Carte bancaire: Peu pratique et peu sécurisée, la bande magnétique va bientôt disparaître

BANQUE Masterclass annonce la fin des bandes magnétiques sur les cartes bancaires d’ici 2033, et même 2024 en Europe

Etienne Froment pour 20 Minutes
— 
Cartes bancaires: pourquoi la bande magnétique est mise à la retraite
Cartes bancaires: pourquoi la bande magnétique est mise à la retraite — Geeko

MasterCard a annoncé en août vouloir retirer la carte bancaire à bande magnétique de la circulation en 2033. En même temps, la bande magnétique présente sur les cartes bancaires ne sert plus aujourd’hui, du moins en Europe, où elle devrait même avoir totalement disparu d’ici 2024.

Créée à la fin des années 1960 par le géant de l’informatique IBM, la carte à bande magnétique s’est très vite imposée comme le nouveau standard dans l’Amérique des années 1970. « Leur gros avantage, c’est qu’elles pouvaient être utilisées dans des terminaux, surtout pour des retraits d’argent, explique Henri Dewaerheijd de MasterCard Belgique. Petit à petit on a pu développer des technologies qui ont fait qu’on a pu lire ces cartes dans des magasins. Et c’est comme ça que la carte moderne est née. »

Comme son nom l’indique, la carte magnétique repose sur l’écriture et la lecture d’une piste magnétique à l’aide d’un petit aimant qui transforme un signal électrique émis par un système électronique, lorsqu’on fait glisser la carte dans un lecteur de carte. Le fameux swipe.

Petite histoire de la carte bancaire

La carte magnétique présente toutefois trois inconvénients. La bande magnétique s’abîme à l’usage, l’utilisateur doit signer ses transactions manuellement et elle est relativement facile à pirater.

Dans les années 1990, la carte à puce débarque ainsi sur le marché. Beaucoup plus sécurisée, elle fonctionne de pair avec un code PIN choisi par l’utilisateur. Certaines informations qui se trouvaient précédemment sur le dos de la carte, sont désormais intégrées à la puce. Le tout est protégé par un système de chiffrage assez sophistiqué.

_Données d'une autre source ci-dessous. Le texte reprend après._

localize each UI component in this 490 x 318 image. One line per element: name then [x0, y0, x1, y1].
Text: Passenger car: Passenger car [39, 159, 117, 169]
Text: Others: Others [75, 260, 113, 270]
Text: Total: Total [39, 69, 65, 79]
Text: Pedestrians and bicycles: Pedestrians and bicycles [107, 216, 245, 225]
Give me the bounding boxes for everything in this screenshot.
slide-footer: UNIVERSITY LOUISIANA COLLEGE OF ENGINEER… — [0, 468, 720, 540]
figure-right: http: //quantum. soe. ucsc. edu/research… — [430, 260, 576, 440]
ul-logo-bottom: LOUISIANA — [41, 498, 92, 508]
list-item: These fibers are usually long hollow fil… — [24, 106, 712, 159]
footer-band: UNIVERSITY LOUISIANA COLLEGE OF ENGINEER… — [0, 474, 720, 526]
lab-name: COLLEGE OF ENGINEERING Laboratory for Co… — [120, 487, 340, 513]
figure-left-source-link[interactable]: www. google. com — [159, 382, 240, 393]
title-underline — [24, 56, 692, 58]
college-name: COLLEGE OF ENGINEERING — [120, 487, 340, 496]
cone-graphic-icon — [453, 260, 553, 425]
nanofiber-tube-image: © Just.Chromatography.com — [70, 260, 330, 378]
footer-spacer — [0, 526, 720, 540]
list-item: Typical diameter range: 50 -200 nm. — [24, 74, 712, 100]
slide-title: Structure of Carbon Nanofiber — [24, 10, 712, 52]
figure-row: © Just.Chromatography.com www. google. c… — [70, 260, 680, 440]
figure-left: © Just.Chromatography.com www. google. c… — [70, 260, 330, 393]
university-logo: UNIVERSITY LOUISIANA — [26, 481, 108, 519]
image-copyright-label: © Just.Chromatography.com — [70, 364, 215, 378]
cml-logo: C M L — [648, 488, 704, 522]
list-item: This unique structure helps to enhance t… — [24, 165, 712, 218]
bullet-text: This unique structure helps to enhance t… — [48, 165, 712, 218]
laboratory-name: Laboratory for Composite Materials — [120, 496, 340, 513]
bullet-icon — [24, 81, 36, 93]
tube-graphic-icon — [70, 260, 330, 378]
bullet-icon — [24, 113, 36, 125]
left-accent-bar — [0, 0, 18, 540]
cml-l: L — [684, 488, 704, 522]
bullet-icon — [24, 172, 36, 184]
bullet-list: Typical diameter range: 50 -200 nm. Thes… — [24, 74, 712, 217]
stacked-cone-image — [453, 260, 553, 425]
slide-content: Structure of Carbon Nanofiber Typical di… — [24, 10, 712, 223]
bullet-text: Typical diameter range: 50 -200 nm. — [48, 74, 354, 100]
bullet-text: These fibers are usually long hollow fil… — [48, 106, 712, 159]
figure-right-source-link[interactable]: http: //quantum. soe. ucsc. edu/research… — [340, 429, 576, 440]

Pour valider une transaction, l’utilisateur doit juste glisser sa carte dans un terminal de paiement et encoder un code PIN. Plus besoin de signature manuscrite donc. « C’est ce qui nous a permis d’éliminer la fraude pour de bon, explique Henri Dewaerheijd. Car les cartes magnétiques avaient la fâcheuse tendance à être régulièrement copiées. Contrairement à une carte à puce, les données ne sont en effet pas invulnérables. Elles sont lisibles et peuvent facilement être copiées. Une technique qui s’appelle le “skimming”. »

Très rapidement, la carte à puce est devenue le modèle dominant. « Aujourd’hui, en Europe, il n’y a plus que ça. Aux Etats-Unis, la transition ne s’est faite qu’il y a dix ans, a-t-il continué. Il fallait toujours mettre ces infos sur les cartes pour les gens qui voyagent aux Etats-Unis. » C’est ce qui explique pourquoi, chez nous aussi, la bande magnétique est toujours présente sur des cartes à puce.

On estime aujourd’hui que 86 % des paiements se font avec une carte à puce. En Europe, Mastercard ne proposera plus de cartes magnétiques à partir de 2024. La transition devrait donc être finalement très rapide.